A Defining Week for Thyssenkrupp: Shareholders Decide as Brussels Steps In
30.06.2026 - 15:26:32 | boerse-global.deThyssenkrupp enters a pivotal stretch this week as Brussels tightens steel import rules and shareholders prepare to vote on a major restructuring step — all while the company wrestles with a first-quarter net loss of €334 million. The Essen-based conglomerate is pushing toward a leaner holding structure under its “ACES 2030” strategy, but the path is proving expensive: management expects negative free cash flow of up to €600 million for the full fiscal year, with restructuring costs in the steel division devouring capital.
On August 7, the board will convene an extraordinary general meeting where shareholders will vote on spinning off the materials and trading subsidiary tk accelis. Under the proposal, 49% of the shares would be distributed to existing holders at an allocation ratio of 20 to 1. While that move adds clarity to the portfolio overhaul, other restructuring fronts remain unresolved. Talks to sell the struggling steel unit have stalled after Indian rival Jindal Steel & Power dropped out of the running, and the planned sale of Thyssenkrupp’s HKM stake to Salzgitter — which had been slated for completion by June 1 — is still subject to outstanding approvals, including a positive going-concern assessment and consent from joint-venture partner Vallourec.
Alongside the portfolio shake-up, Thyssenkrupp is placing a €3 billion bet on green steel. A direct-reduction plant under construction in Duisburg is expected to begin using hydrogen in production by 2028, with full hydrogen operation planned for 2029. The technology requires iron ore with a minimum iron content of 67%, a grade that is in extremely tight supply globally. The investment carries considerable risk, especially given the fierce competition from lower-cost Asian producers.
Should investors sell immediately? Or is it worth buying Thyssenkrupp?
The market is reflecting this tension. Thyssenkrupp shares have lost 11.34% over the past 30 days, with the stock recently closing at €10.20 and trading around €10.10 in intraday action. The 200-day moving average — a key long-term trend filter — sits at €10.01, just a cent above the psychological round number of €10.00 that has acted as support. The 50-day average at €10.58 marks the next hurdle, while the relative strength index at 41.1 remains short of oversold territory. Annualised 30-day volatility stands at 43.28%, underlining the potential for sharp swings in either direction.
The bull case hinges on whether the EU’s new steel safeguard measures, which take effect on July 1, can buy time for the restructuring.

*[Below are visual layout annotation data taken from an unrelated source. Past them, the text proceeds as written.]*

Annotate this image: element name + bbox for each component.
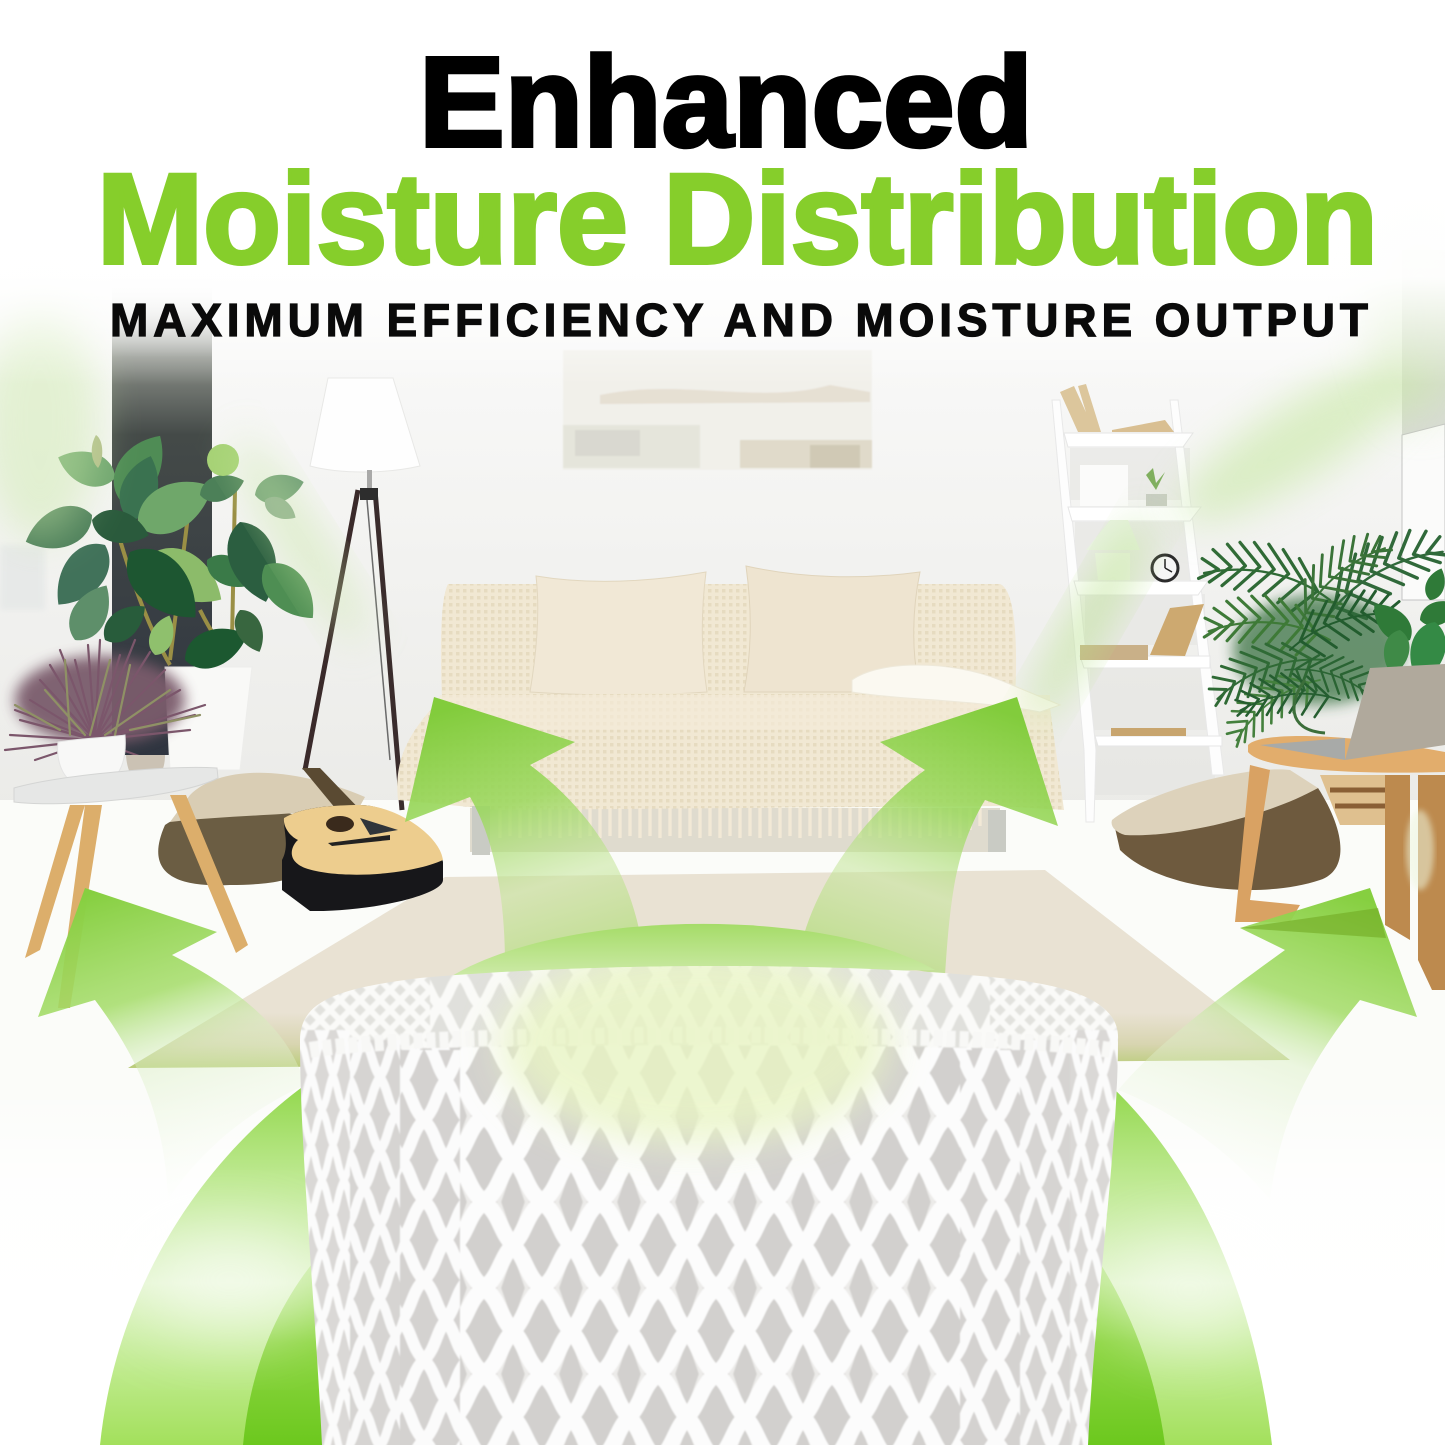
front mesh centre (415, 1046, 1012, 1445)
left cushion (530, 572, 707, 695)
books (1060, 384, 1101, 432)
sofa back (441, 584, 1016, 700)
white blanket (852, 665, 1060, 712)
title line two: Moisture Distribution (97, 148, 1378, 291)
green mist rays (0, 220, 1445, 890)
tripod legs (305, 490, 358, 770)
subtitle: MAXIMUM EFFICIENCY AND MOISTURE OUTPUT (110, 294, 1368, 346)
candles (1080, 465, 1128, 506)
small succulent (1146, 468, 1165, 490)
table top (14, 767, 218, 804)
teacup (126, 755, 165, 782)
white fade behind heading (0, 0, 1445, 385)
slatted rack (1320, 775, 1385, 825)
heading (97, 31, 1378, 346)
ladder shelf (1052, 384, 1224, 822)
rubber plant (19, 425, 327, 677)
shelves (1064, 433, 1193, 447)
right wall shelf unit (1402, 250, 1445, 435)
floor lamp (305, 378, 420, 810)
painting (563, 350, 872, 470)
white flower pot (58, 735, 125, 783)
wall (0, 0, 1445, 810)
airflow arrows (38, 697, 1417, 1200)
table legs (1235, 765, 1300, 922)
lamp shade (310, 378, 420, 472)
sofa legs (472, 806, 1006, 855)
arrow: right-centre (800, 697, 1058, 975)
fringe (500, 808, 980, 838)
clock (1152, 555, 1178, 581)
front mesh sides (400, 1050, 460, 1445)
table lamp (1086, 520, 1140, 550)
arrow: far-left (38, 888, 305, 1200)
arrow: far-right (1118, 888, 1417, 1200)
right cushion (744, 566, 920, 692)
green dome: right (1085, 1085, 1272, 1445)
table legs (25, 795, 248, 1008)
heather foliage (15, 656, 185, 744)
broad leaves (1364, 595, 1420, 650)
pouf right (1112, 769, 1340, 890)
humidifier wick filter (290, 945, 1130, 1445)
green mist inside filter (500, 945, 890, 1145)
right palm plant (1199, 519, 1445, 764)
sofa (397, 566, 1064, 855)
laptop (1345, 664, 1445, 760)
floor (0, 800, 1445, 1445)
shelf rails (1052, 400, 1096, 822)
pouf left (158, 773, 365, 885)
rug (128, 870, 1290, 1068)
table top (1248, 736, 1445, 773)
arc behind filter top (450, 924, 935, 977)
guitar (282, 768, 443, 911)
arrow head overlap: far-right (1240, 908, 1386, 938)
rubber plant pot (165, 667, 252, 770)
wooden table and laptop (1235, 664, 1445, 990)
rim highlight (310, 1035, 1110, 1050)
window shadow (0, 545, 45, 610)
succulent pot (1146, 494, 1167, 506)
arrow: left-centre (405, 697, 642, 965)
inner back wall (430, 966, 990, 1049)
under-sofa shadow (470, 808, 1000, 852)
heather plant and side table (5, 640, 248, 1008)
green dome: left (100, 1085, 330, 1445)
dark wall column (112, 270, 212, 755)
shadow under shelves (1070, 448, 1215, 795)
title line one: Enhanced (419, 31, 1033, 174)
sofa throw (397, 693, 1064, 810)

The bloc is slashing its tariff-free import quota to 18.3 million tonnes per year — roughly half the previous level — while introducing stricter monitoring of origin and more rigid rules for exceeding quotas. This should improve the competitive environment for European steelmakers like Thyssenkrupp. But bears counter that trade protection does nothing to solve the company’s high cost base, heavy investment needs, or the regulatory drag of the Emissions Trading System, against which Thyssenkrupp, ArcelorMittal Europe and voestalpine have jointly warned. A sustainable break below the 200-day moving average would shift the technical picture decisively negative.
Two catalysts will shape the near-term outlook. The extraordinary general meeting on August 7 will test shareholder appetite for the spin-off plan. The following week, on August 13, Thyssenkrupp is due to publish its nine-month results for 2025/2026, where investors will look for evidence that the steel restructuring and the EU trade shield are translating into operational progress. Until then, the stock’s fate rests on whether it can defend the €10.01 level — a line that separates a constructive consolidation from a more worrying breakdown.